Follow this sequence; do not skip the validation gate.

1) Plan the notebook (outline first)

  • Create/confirm the notebook’s narrative outline:
    • Title + 3-line purpose
    • Environment & reproducibility notes
    • Data sources (files, DBs), schema expectations
    • Analysis/EDA/modeling steps
    • Results + conclusions + next steps

2) Scaffold the notebook

  • Use the template in
    templates/kiss_notebook_template.py
    .
  • Keep sections small; each section should have:
    • a markdown heading,
    • 1–3 code cells max.

3) Implement data access robustly

  • Establish
    PROJECT_ROOT
    and
    DATA_DIR
    .
  • Validate file existence before reading.
  • Prefer DuckDB for heavy joins/aggregations; keep pandas for presentation.

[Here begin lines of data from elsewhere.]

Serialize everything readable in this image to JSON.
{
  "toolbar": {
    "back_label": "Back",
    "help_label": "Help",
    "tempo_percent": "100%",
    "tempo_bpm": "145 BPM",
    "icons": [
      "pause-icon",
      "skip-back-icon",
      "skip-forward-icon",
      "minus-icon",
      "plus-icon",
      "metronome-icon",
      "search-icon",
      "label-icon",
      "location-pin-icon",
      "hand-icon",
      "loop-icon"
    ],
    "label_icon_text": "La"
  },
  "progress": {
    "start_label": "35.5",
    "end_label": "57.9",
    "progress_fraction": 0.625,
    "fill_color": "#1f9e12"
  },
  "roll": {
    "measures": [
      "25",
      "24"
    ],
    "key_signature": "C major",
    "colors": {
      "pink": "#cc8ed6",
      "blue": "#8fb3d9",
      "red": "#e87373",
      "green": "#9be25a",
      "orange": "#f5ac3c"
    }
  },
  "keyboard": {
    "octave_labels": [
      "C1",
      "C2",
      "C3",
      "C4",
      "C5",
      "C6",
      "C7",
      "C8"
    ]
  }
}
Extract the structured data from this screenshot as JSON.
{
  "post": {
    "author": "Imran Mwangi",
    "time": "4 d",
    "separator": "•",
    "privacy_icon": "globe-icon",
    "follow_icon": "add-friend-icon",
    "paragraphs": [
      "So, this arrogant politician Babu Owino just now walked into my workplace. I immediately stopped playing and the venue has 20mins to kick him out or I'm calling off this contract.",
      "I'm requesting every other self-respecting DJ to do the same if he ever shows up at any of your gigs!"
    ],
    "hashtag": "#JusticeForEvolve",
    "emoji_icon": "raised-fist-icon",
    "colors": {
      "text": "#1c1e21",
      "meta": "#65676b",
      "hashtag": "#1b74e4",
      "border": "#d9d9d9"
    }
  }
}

4) Create high-quality plots

  • Use the plot style helper (see
    docs/plot_style.md
    ).
  • No chart junk; tight margins; consistent typography.

5) Validation gate (mandatory)

  • Restart kernel → run all cells.
  • If you have CLI access, also run
    scripts/execute_notebook.py
    for a clean execution.
  • Check outputs:
    • row counts, null rates, unique keys, value ranges,
    • plot renders and labels,
    • any randomness is seeded.

6) Report completion only after passing the gate

When reporting back, include:

  • how you ran the notebook (restart+run-all, scripts),
  • where data paths point,
  • what key outputs/figures were produced,
  • any caveats (e.g., external files required).